Data Format Fundamentals — Single Precision (FP32) vs Half Precision (FP16)
Now, let’s take a closer look at FP32 and FP16 formats. The FP32 and FP16 are IEEE formats that represent floating numbers using 32-bit binary storage and 16-bit binary storage. Both formats comprise three parts: a) a sign bit, b) exponent bits, and c) mantissa bits. The FP32 and FP16 differ in the number of bits allocated to exponent and mantissa, which result in different value ranges and precisions.
How do you convert FP16 and FP32 to real values? According to IEEE-754 standards, the decimal value for FP32 = (-1)^(sign) × 2^(decimal exponent —127 ) × (implicit leading 1 + decimal mantissa), where 127 is the biased exponent value. For FP16, the formula becomes (-1)^(sign) × 2^(decimal exponent — 15) × (implicit leading 1 + decimal mantissa), where 15 is the corresponding biased exponent value. See further details of the biased exponent value here.
In this sense, the value range for FP32 is approximately [-2¹²⁷, 2¹²⁷] ~[-1.7*1e38, 1.7*1e38], and the value range for FP16 is approximately [-2¹⁵, 2¹⁵]=[-32768, 32768]. Note that the decimal exponent for FP32 is between 0 and 255, and we’re excluding the largest value 0xFF as it represents NAN. That’s why the largest decimal exponent is 254–127 = 127. A similar rule applies to FP16.
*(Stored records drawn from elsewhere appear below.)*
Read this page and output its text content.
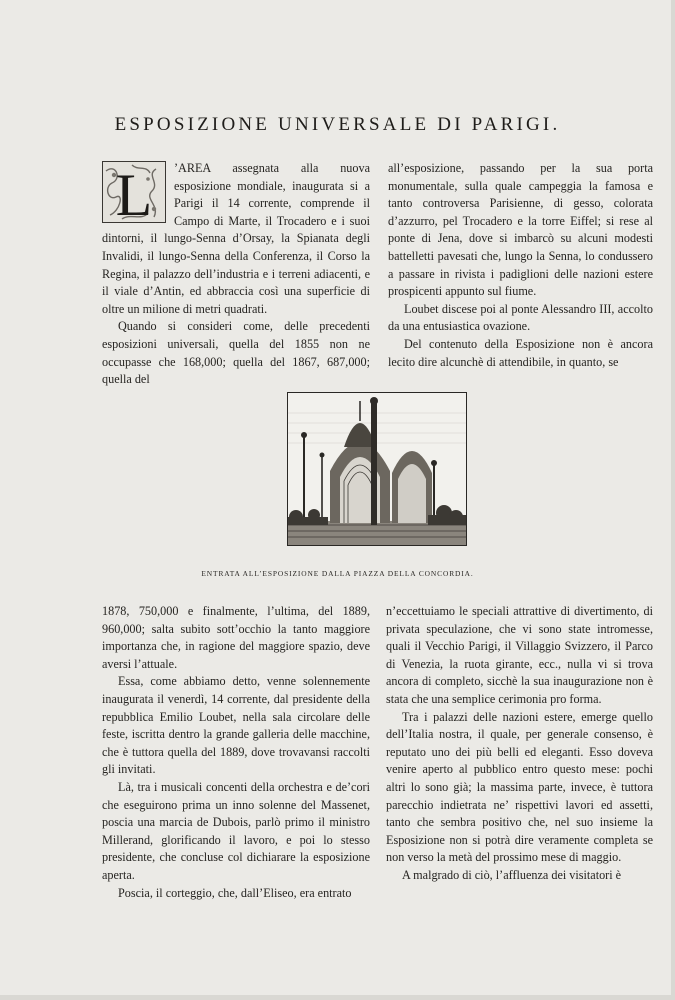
ESPOSIZIONE UNIVERSALE DI PARIGI.
L	’AREA assegnata alla nuova esposizione mondiale, inaugurata si a Parigi il 14 corrente, comprende il Campo di Marte, il Trocadero e i suoi dintorni, il lungo-Senna d’Orsay, la Spianata degli Invalidi, il lungo-Senna della Conferenza, il Corso la Regina, il palazzo dell’industria e i terreni adiacenti, e il viale d’Antin, ed abbraccia così una superficie di oltre un milione di metri quadrati.

Quando si consideri come, delle precedenti esposizioni universali, quella del 1855 non ne occupasse che 168,000; quella del 1867, 687,000; quella del

all’esposizione, passando per la sua porta monumentale, sulla quale campeggia la famosa e tanto controversa Parisienne, di gesso, colorata d’azzurro, pel Trocadero e la torre Eiffel; si rese al ponte di Jena, dove si imbarcò su alcuni modesti battelletti pavesati che, lungo la Senna, lo condussero a passare in rivista i padiglioni delle nazioni estere prospicenti appunto sul fiume.

Loubet discese poi al ponte Alessandro III, accolto da una entusiastica ovazione.

Del contenuto della Esposizione non è ancora lecito dire alcunchè di attendibile, in quanto, se

ENTRATA ALL’ESPOSIZIONE DALLA PIAZZA DELLA CONCORDIA.

1878, 750,000 e finalmente, l’ultima, del 1889, 960,000; salta subito sott’occhio la tanto maggiore importanza che, in ragione del maggiore spazio, deve aversi l’attuale.

Essa, come abbiamo detto, venne solennemente inaugurata il venerdì, 14 corrente, dal presidente della repubblica Emilio Loubet, nella sala circolare delle feste, iscritta dentro la grande galleria delle macchine, che è tuttora quella del 1889, dove trovavansi raccolti gli invitati.

Là, tra i musicali concenti della orchestra e de’cori che eseguirono prima un inno solenne del Massenet, poscia una marcia de Dubois, parlò primo il ministro Millerand, glorificando il lavoro, e poi lo stesso presidente, che concluse col dichiarare la esposizione aperta.

Poscia, il corteggio, che, dall’Eliseo, era entrato

n’eccettuiamo le speciali attrattive di divertimento, di privata speculazione, che vi sono state intromesse, quali il Vecchio Parigi, il Villaggio Svizzero, il Parco di Venezia, la ruota girante, ecc., nulla vi si trova ancora di completo, sicchè la sua inaugurazione non è stata che una semplice cerimonia pro forma.

Tra i palazzi delle nazioni estere, emerge quello dell’Italia nostra, il quale, per generale consenso, è reputato uno dei più belli ed eleganti. Esso doveva venire aperto al pubblico entro questo mese: pochi altri lo sono già; la massima parte, invece, è tuttora parecchio indietrata ne’ rispettivi lavori ed assetti, tanto che sembra positivo che, nel suo insieme la Esposizione non si potrà dire veramente completa se non verso la metà del prossimo mese di maggio.

A malgrado di ciò, l’affluenza dei visitatori è
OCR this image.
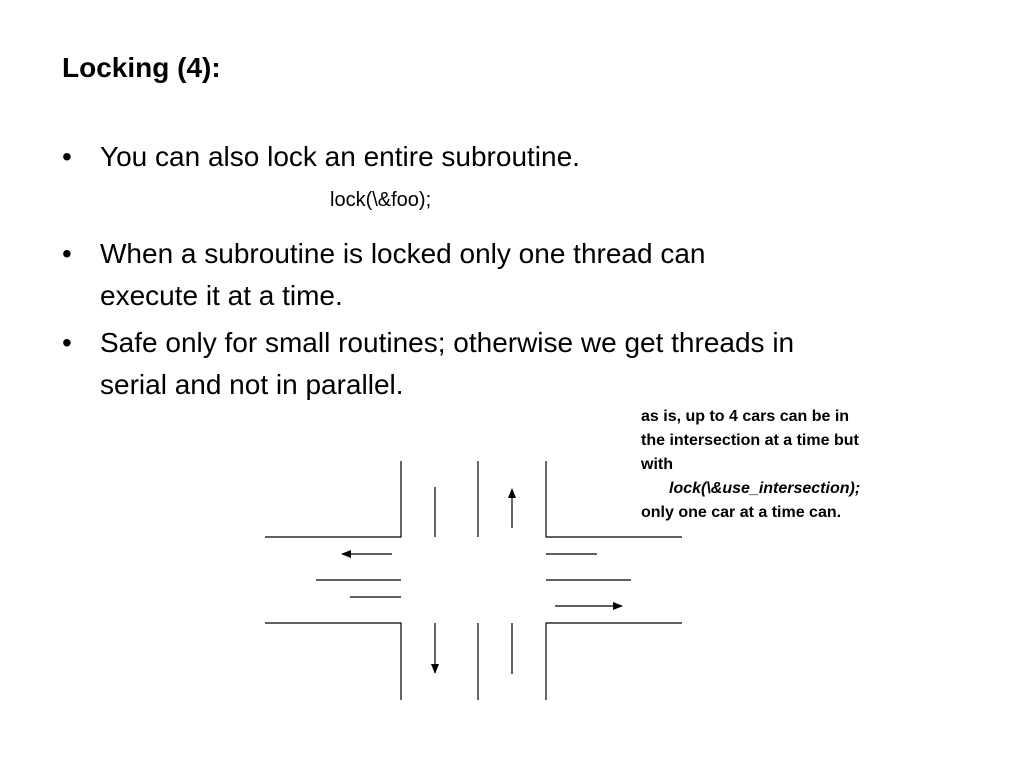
Locking (4):
• You can also lock an entire subroutine.
lock(\&foo);
• When a subroutine is locked only one thread can
execute it at a time.
• Safe only for small routines; otherwise we get threads in
serial and not in parallel.
as is, up to 4 cars can be in
the intersection at a time but
with
lock(\&use_intersection);
only one car at a time can.
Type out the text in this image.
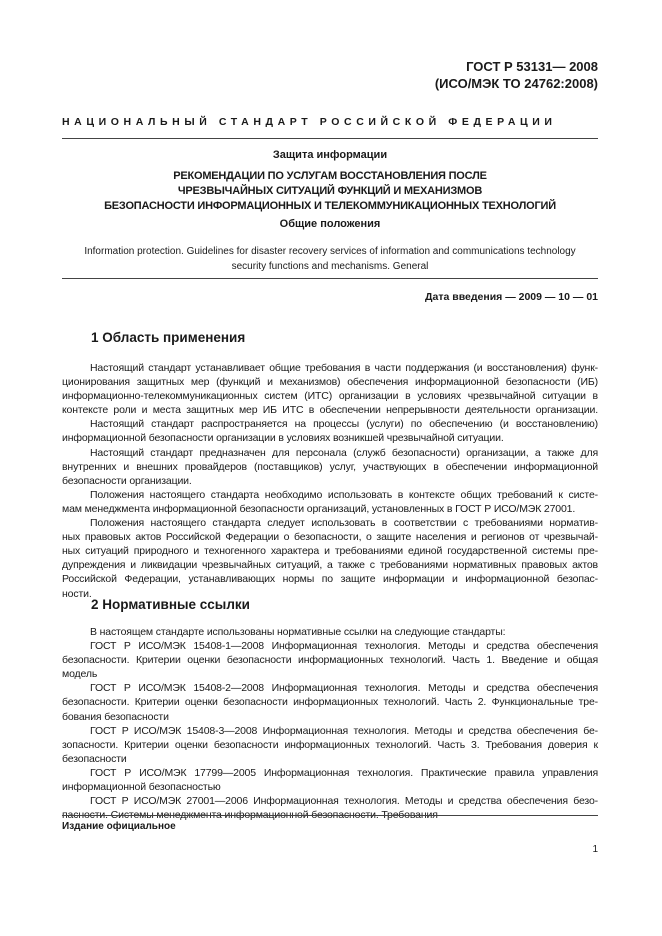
ГОСТ Р 53131— 2008
(ИСО/МЭК ТО 24762:2008)
НАЦИОНАЛЬНЫЙ СТАНДАРТ РОССИЙСКОЙ ФЕДЕРАЦИИ
Защита информации
РЕКОМЕНДАЦИИ ПО УСЛУГАМ ВОССТАНОВЛЕНИЯ ПОСЛЕ
ЧРЕЗВЫЧАЙНЫХ СИТУАЦИЙ ФУНКЦИЙ И МЕХАНИЗМОВ
БЕЗОПАСНОСТИ ИНФОРМАЦИОННЫХ И ТЕЛЕКОММУНИКАЦИОННЫХ ТЕХНОЛОГИЙ
Общие положения
Information protection. Guidelines for disaster recovery services of information and communications technology
security functions and mechanisms. General
Дата введения — 2009 — 10 — 01
1 Область применения
Настоящий стандарт устанавливает общие требования в части поддержания (и восстановления) функ-
ционирования защитных мер (функций и механизмов) обеспечения информационной безопасности (ИБ)
информационно-телекоммуникационных систем (ИТС) организации в условиях чрезвычайной ситуации в
контексте роли и места защитных мер ИБ ИТС в обеспечении непрерывности деятельности организации.
Настоящий стандарт распространяется на процессы (услуги) по обеспечению (и восстановлению)
информационной безопасности организации в условиях возникшей чрезвычайной ситуации.
Настоящий стандарт предназначен для персонала (служб безопасности) организации, а также для
внутренних и внешних провайдеров (поставщиков) услуг, участвующих в обеспечении информационной
безопасности организации.
Положения настоящего стандарта необходимо использовать в контексте общих требований к систе-
мам менеджмента информационной безопасности организаций, установленных в ГОСТ Р ИСО/МЭК 27001.
Положения настоящего стандарта следует использовать в соответствии с требованиями норматив-
ных правовых актов Российской Федерации о безопасности, о защите населения и регионов от чрезвычай-
ных ситуаций природного и техногенного характера и требованиями единой государственной системы пре-
дупреждения и ликвидации чрезвычайных ситуаций, а также с требованиями нормативных правовых актов
Российской Федерации, устанавливающих нормы по защите информации и информационной безопас-
ности.
2 Нормативные ссылки
В настоящем стандарте использованы нормативные ссылки на следующие стандарты:
ГОСТ Р ИСО/МЭК 15408-1—2008 Информационная технология. Методы и средства обеспечения
безопасности. Критерии оценки безопасности информационных технологий. Часть 1. Введение и общая
модель
ГОСТ Р ИСО/МЭК 15408-2—2008 Информационная технология. Методы и средства обеспечения
безопасности. Критерии оценки безопасности информационных технологий. Часть 2. Функциональные тре-
бования безопасности
ГОСТ Р ИСО/МЭК 15408-3—2008 Информационная технология. Методы и средства обеспечения бе-
зопасности. Критерии оценки безопасности информационных технологий. Часть 3. Требования доверия к
безопасности
ГОСТ Р ИСО/МЭК 17799—2005 Информационная технология. Практические правила управления
информационной безопасностью
ГОСТ Р ИСО/МЭК 27001—2006 Информационная технология. Методы и средства обеспечения безо-
пасности. Системы менеджмента информационной безопасности. Требования
Издание официальное
1
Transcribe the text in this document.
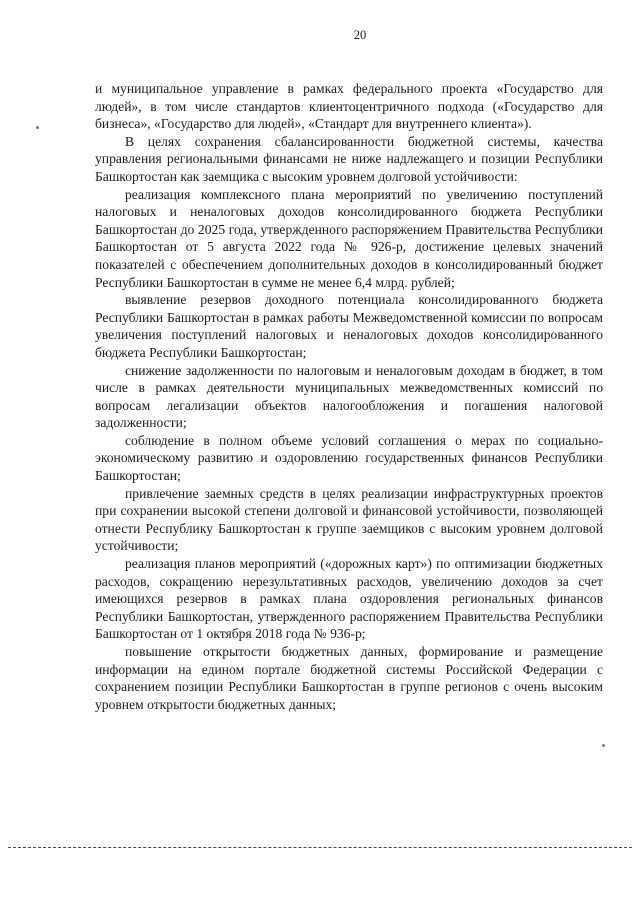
20

и муниципальное управление в рамках федерального проекта «Государство для людей», в том числе стандартов клиентоцентричного подхода («Государство для бизнеса», «Государство для людей», «Стандарт для внутреннего клиента»).

В целях сохранения сбалансированности бюджетной системы, качества управления региональными финансами не ниже надлежащего и позиции Республики Башкортостан как заемщика с высоким уровнем долговой устойчивости:

реализация комплексного плана мероприятий по увеличению поступлений налоговых и неналоговых доходов консолидированного бюджета Республики Башкортостан до 2025 года, утвержденного распоряжением Правительства Республики Башкортостан от 5 августа 2022 года № 926-р, достижение целевых значений показателей с обеспечением дополнительных доходов в консолидированный бюджет Республики Башкортостан в сумме не менее 6,4 млрд. рублей;

выявление резервов доходного потенциала консолидированного бюджета Республики Башкортостан в рамках работы Межведомственной комиссии по вопросам увеличения поступлений налоговых и неналоговых доходов консолидированного бюджета Республики Башкортостан;

снижение задолженности по налоговым и неналоговым доходам в бюджет, в том числе в рамках деятельности муниципальных межведомственных комиссий по вопросам легализации объектов налогообложения и погашения налоговой задолженности;

соблюдение в полном объеме условий соглашения о мерах по социально-экономическому развитию и оздоровлению государственных финансов Республики Башкортостан;

привлечение заемных средств в целях реализации инфраструктурных проектов при сохранении высокой степени долговой и финансовой устойчивости, позволяющей отнести Республику Башкортостан к группе заемщиков с высоким уровнем долговой устойчивости;

реализация планов мероприятий («дорожных карт») по оптимизации бюджетных расходов, сокращению нерезультативных расходов, увеличению доходов за счет имеющихся резервов в рамках плана оздоровления региональных финансов Республики Башкортостан, утвержденного распоряжением Правительства Республики Башкортостан от 1 октября 2018 года № 936-р;

повышение открытости бюджетных данных, формирование и размещение информации на едином портале бюджетной системы Российской Федерации с сохранением позиции Республики Башкортостан в группе регионов с очень высоким уровнем открытости бюджетных данных;
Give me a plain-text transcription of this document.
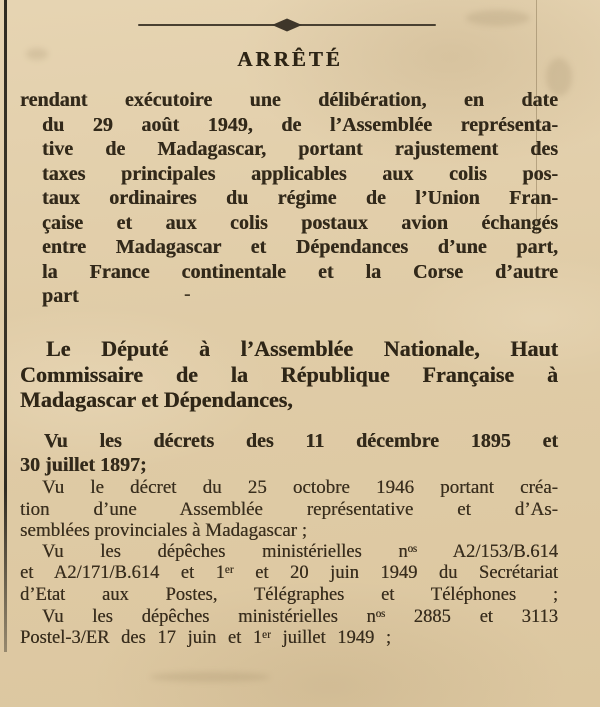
ARRÊTÉ
rendant exécutoire une délibération, en date
du 29 août 1949, de l’Assemblée représenta-
tive de Madagascar, portant rajustement des
taxes principales applicables aux colis pos-
taux ordinaires du régime de l’Union Fran-
çaise et aux colis postaux avion échangés
entre Madagascar et Dépendances d’une part,
la France continentale et la Corse d’autre
part	-
Le Député à l’Assemblée Nationale, Haut
Commissaire de la République Française à
Madagascar et Dépendances,
Vu les décrets des 11 décembre 1895 et
30 juillet 1897;
Vu le décret du 25 octobre 1946 portant créa-
tion d’une Assemblée représentative et d’As-
semblées provinciales à Madagascar ;
Vu les dépêches ministérielles nᵒˢ A2/153/B.614
et A2/171/B.614 et 1ᵉʳ et 20 juin 1949 du Secrétariat
d’Etat aux Postes, Télégraphes et Téléphones ;
Vu les dépêches ministérielles nᵒˢ 2885 et 3113
Postel-3/ER des 17 juin et 1ᵉʳ juillet 1949 ;
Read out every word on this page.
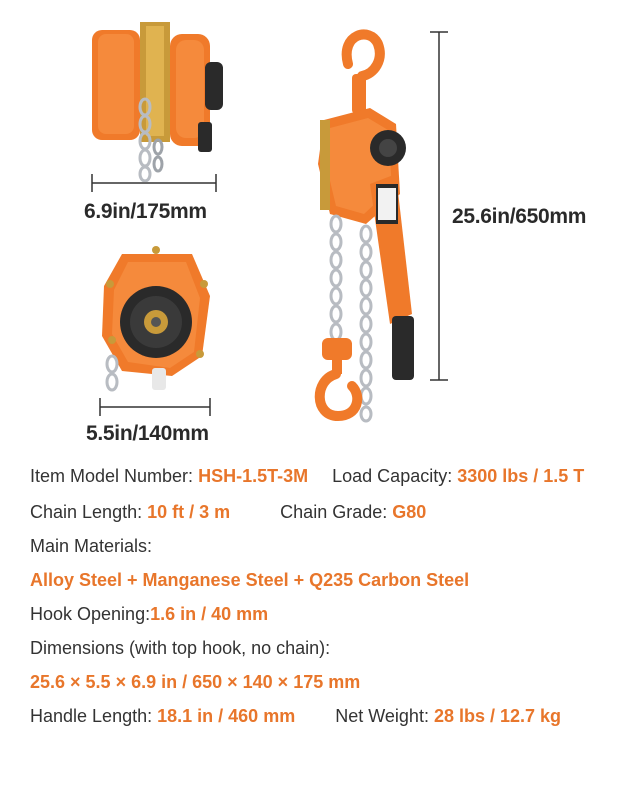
6.9in/175mm
5.5in/140mm
25.6in/650mm
Item Model Number: HSH-1.5T-3M Load Capacity: 3300 lbs / 1.5 T
Chain Length: 10 ft / 3 m	Chain Grade: G80
Main Materials:
Alloy Steel + Manganese Steel + Q235 Carbon Steel
Hook Opening:1.6 in / 40 mm
Dimensions (with top hook, no chain):
25.6 × 5.5 × 6.9 in / 650 × 140 × 175 mm
Handle Length: 18.1 in / 460 mm Net Weight: 28 lbs / 12.7 kg
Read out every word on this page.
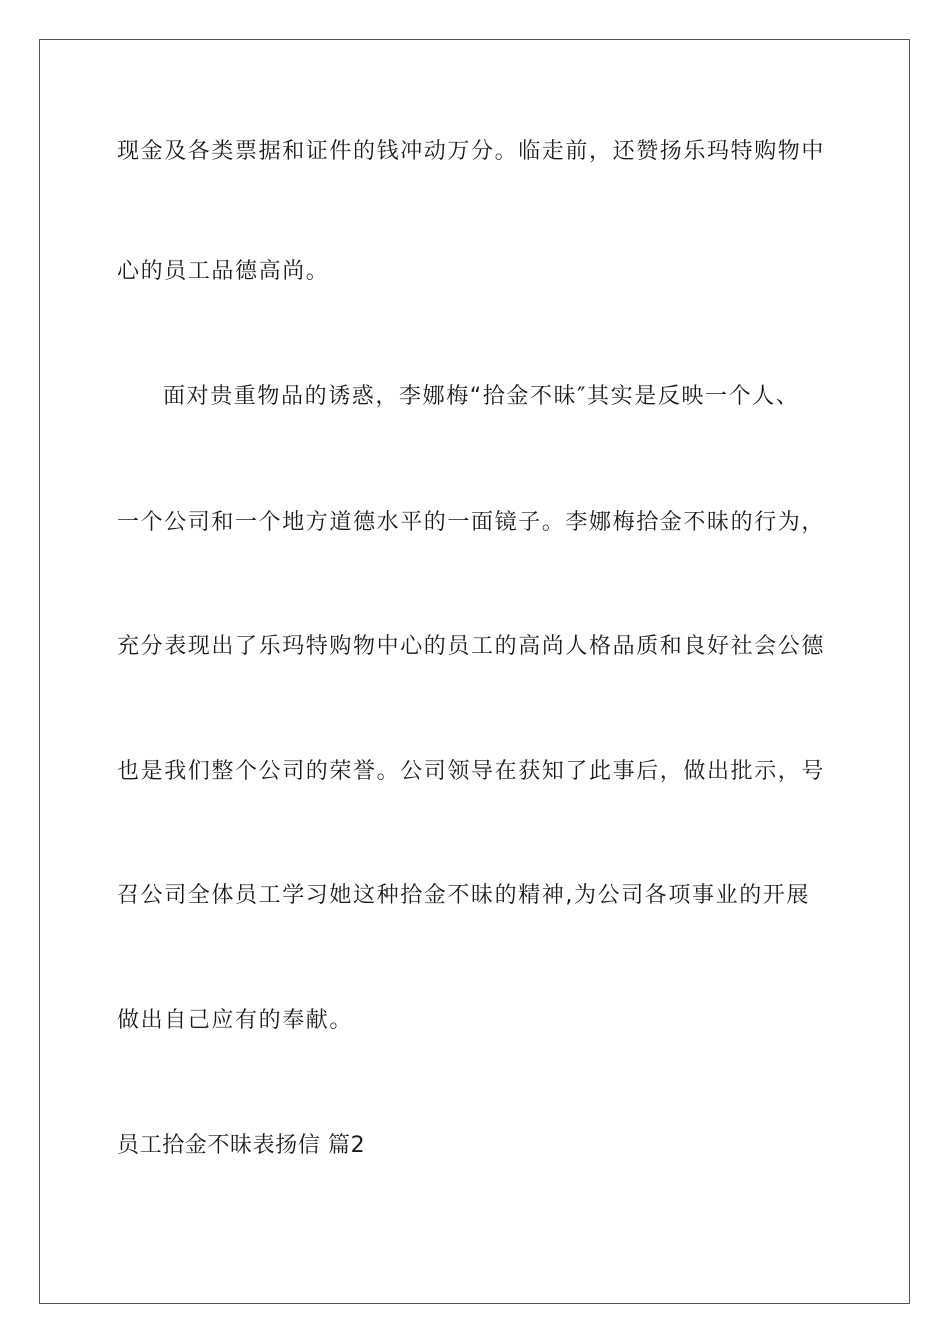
现金及各类票据和证件的钱冲动万分。临走前，还赞扬乐玛特购物中
心的员工品德高尚。
面对贵重物品的诱惑，李娜梅“拾金不昧″其实是反映一个人、
一个公司和一个地方道德水平的一面镜子。李娜梅拾金不昧的行为，
充分表现出了乐玛特购物中心的员工的高尚人格品质和良好社会公德
也是我们整个公司的荣誉。公司领导在获知了此事后，做出批示，号
召公司全体员工学习她这种拾金不昧的精神,为公司各项事业的开展
做出自己应有的奉献。
员工拾金不昧表扬信 篇2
For the precision, note that both the exponent and mantissa contributes to the precision limits (which is also called denormalization, see detailed discussion here), so FP32 can represent precision up to 2^(-23)*2^(-126)=2^(-149), and FP16 can represent precision up to 2^(10)*2^(-14)=2^(-24).
The difference between FP32 and FP16 representations brings the key concerns of mixed precision training, as different layers/operations of deep learning models are either insensitive or sensitive to value ranges and precision and need to be addressed separately.